Carey talks about bad offseason events

TUCSON, Ariz. -- Every college football fan knows Arizona running back Ka'Deem Carey was an All-American in 2012. They know this because he was named as such after he led the nation in rushing. They also know it because he notoriously proclaimed it when he was having a verbal altercation with a security guard at an Arizona-UCLA basketball game this spring.

According to the police report, he asked arena officials, “Do you know who I am? I’m an All-American.”

That became a punchline for opposing fans and the capper of a horrible offseason for Carey. Before his unfortunate proclamation at the McKale Center, he'd been involved in a domestic incident with his pregnant ex-girlfriend, which led to misdemeanor assault and disorderly conduct charges. He also was ticketed for driving with expired registration and no proof of insurance.

Suffice it to say, Arizona coach Rich Rodriguez was unhappy with that behavioral troika. Part his unhappiness was reflected in Carey not talking to the media since his offseason splattered against the wall. Of course, that meant everyone else talked for him, and it rarely was flattering.

Carey has resolved his legal issues -- the assault charges were dropped in January -- and he's trying to return focus to his on-field exploits. He took another step toward rehabilitating his image Sunday by talking to reporters for the first time.

"I feel like every man has a growing-up point, no matter if it's a bad thing that happened or a good thing that happened," he said. "I feel like that was my growing-up point. It's just realizing the bigger picture instead of the little picture. You have to look at the future and where you want to go and how you want people to think of you and how you present yourself. That's big."

A big part of that is embracing fatherhood, which he said he is doing with his now no-longer ex-girlfriend.

"We're actually back together," he said. "We want to raise our kid and give him a great life. We're 100 percent raising this kid and are happy."

The domestic incident was a complicated he-said-she-said. For folks looking on from the outside, however, the arena altercation was not. Carey came off as arrogant and entitled. It was widely viewed as revealing of his true character.

Carey said that he knew the moment the words came out -- “Do you know who I am? I’m an All-American" -- he'd made a big mistake. The question is what provoked him to exclaim such a thing?

"I was just looking for a seat to watch the basketball game," he said. "It was going to be a good game, it was a white-out against UCLA. When I couldn't get a seat, I started getting really frustrated. It really started to get to me, really biting me. I was like, 'Man, I just want to sit down.' And then they said I couldn't sit there. Emotions were flaring at the time."

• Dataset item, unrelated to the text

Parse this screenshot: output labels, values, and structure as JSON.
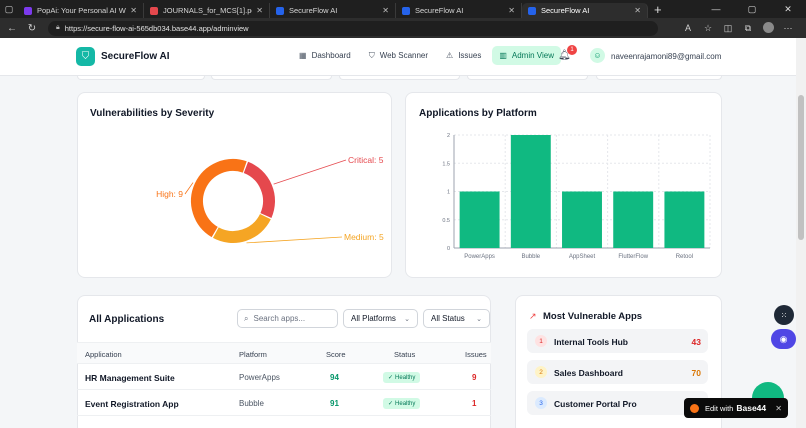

It is easy to roll eyes at Carey's explanation, and he seems aware that many won't forget the incident for a long while. Yet perhaps there's some space for at least partial understanding. For one, Carey is an All-American. He's done a lot for his school. It's not unreasonable to wonder if, yes, maybe Carey is due some special accommodation at a basketball game.

When this is noted to Carey, he nods his head.

"We put a lot of work in, in the season and offseason, for Arizona," he said. "The hard work we put in is unbelievable. So when you want to go enjoy a basketball team and cheer on your school, and then you can't do that, things get frustrating."

As for Carey moving forward, Rodriguez wasn't ready to say whether he will miss any games or portion of games as part of his punishment. He did say Carey has done everything his coaches have asked of him to redeem himself.

"It's been good but it's not over from our standpoint," Rodriguez said. "He's still got things he's got to do, but he's met everything so far."

Carey knows his reputation has taken an embarrassing blow. But he also probably knows everyone loves a good redemption story.

Said Rodriguez, "I've always said this: Ka'Deem is a good guy who made a couple of bad decisions. If he was a bad guy, he wouldn't be with us."